Management Information Systems Quarterly
Abstract
This paper examines how (1) a crowdfunding campaign’s prosociality (the production of a public versus private good), (2) the social network structure (embeddedness) among individuals advocating for the campaign on social media, and (3) the volume of social media activity around a campaign jointly determine fundraising from the crowd. Integrating the emerging literature on social media and crowdfunding with the literature on social networks and public goods, we theorize that prosocially, public-oriented crowdfunding campaigns will benefit disproportionately from social media activity when advocates’ social media networks exhibit greater levels of embeddedness.
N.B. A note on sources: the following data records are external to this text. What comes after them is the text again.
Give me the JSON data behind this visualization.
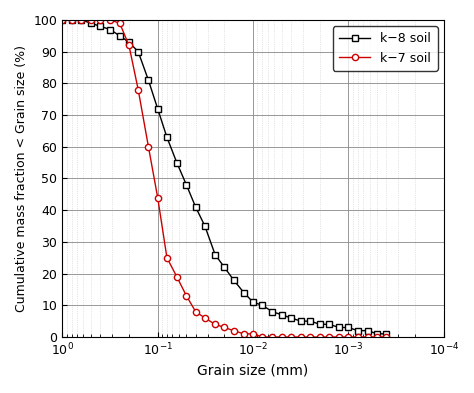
{
  "title": "",
  "xlabel": "Grain size (mm)",
  "ylabel": "Cumulative mass fraction < Grain size (%)",
  "ylim": [
    0,
    100
  ],
  "k8_x": [
    1.0,
    0.8,
    0.63,
    0.5,
    0.4,
    0.315,
    0.25,
    0.2,
    0.16,
    0.125,
    0.1,
    0.08,
    0.063,
    0.05,
    0.04,
    0.032,
    0.025,
    0.02,
    0.016,
    0.0125,
    0.01,
    0.008,
    0.0063,
    0.005,
    0.004,
    0.00315,
    0.0025,
    0.002,
    0.0016,
    0.00125,
    0.001,
    0.0008,
    0.00063,
    0.0005,
    0.0004
  ],
  "k8_y": [
    100,
    100,
    100,
    99,
    98,
    97,
    95,
    93,
    90,
    81,
    72,
    63,
    55,
    48,
    41,
    35,
    26,
    22,
    18,
    14,
    11,
    10,
    8,
    7,
    6,
    5,
    5,
    4,
    4,
    3,
    3,
    2,
    2,
    1,
    1
  ],
  "k7_x": [
    1.0,
    0.8,
    0.63,
    0.5,
    0.4,
    0.315,
    0.25,
    0.2,
    0.16,
    0.125,
    0.1,
    0.08,
    0.063,
    0.05,
    0.04,
    0.032,
    0.025,
    0.02,
    0.016,
    0.0125,
    0.01,
    0.008,
    0.0063,
    0.005,
    0.004,
    0.00315,
    0.0025,
    0.002,
    0.0016,
    0.00125,
    0.001,
    0.0008,
    0.00063,
    0.0005,
    0.0004
  ],
  "k7_y": [
    100,
    100,
    100,
    100,
    100,
    100,
    99,
    92,
    78,
    60,
    44,
    25,
    19,
    13,
    8,
    6,
    4,
    3,
    2,
    1,
    1,
    0,
    0,
    0,
    0,
    0,
    0,
    0,
    0,
    0,
    0,
    0,
    0,
    0,
    0
  ],
  "k8_color": "#000000",
  "k7_color": "#cc0000",
  "k8_label": "k−8 soil",
  "k7_label": "k−7 soil",
  "grid_major_color": "#888888",
  "grid_minor_color": "#cccccc",
  "bg_color": "#ffffff"
}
Drawing on a panel dataset that combines campaign fundraising activity associated with more than 1,000 campaigns on Kickstarter with campaign-related social media activity on Twitter, we construct network-level measures of embeddedness between and amongst individuals initiating the latter, in terms of transitivity and topological overlap. We demonstrate that Twitter activity drives a disproportionate increase in fundraising for prosocially oriented crowdfunding campaigns when posting users’ networks exhibit greater embeddedness. We discuss the theoretical implications of our findings, highlighting how our work extends prior research on the role of embeddedness in peer influence by demonstrating the joint roles of message features and network structure in the peer influence process. Our work suggests that when a transmitter’s message is prosocial or cause-oriented, embeddedness will play a stronger role in determining influence. We also discuss the broader theoretical implications for the literatures on social media, crowdfunding, crowdsourcing, and private contributions to public goods. Finally, we highlight the practical implications for marketers, campaign organizers, and crowdfunding platform operators.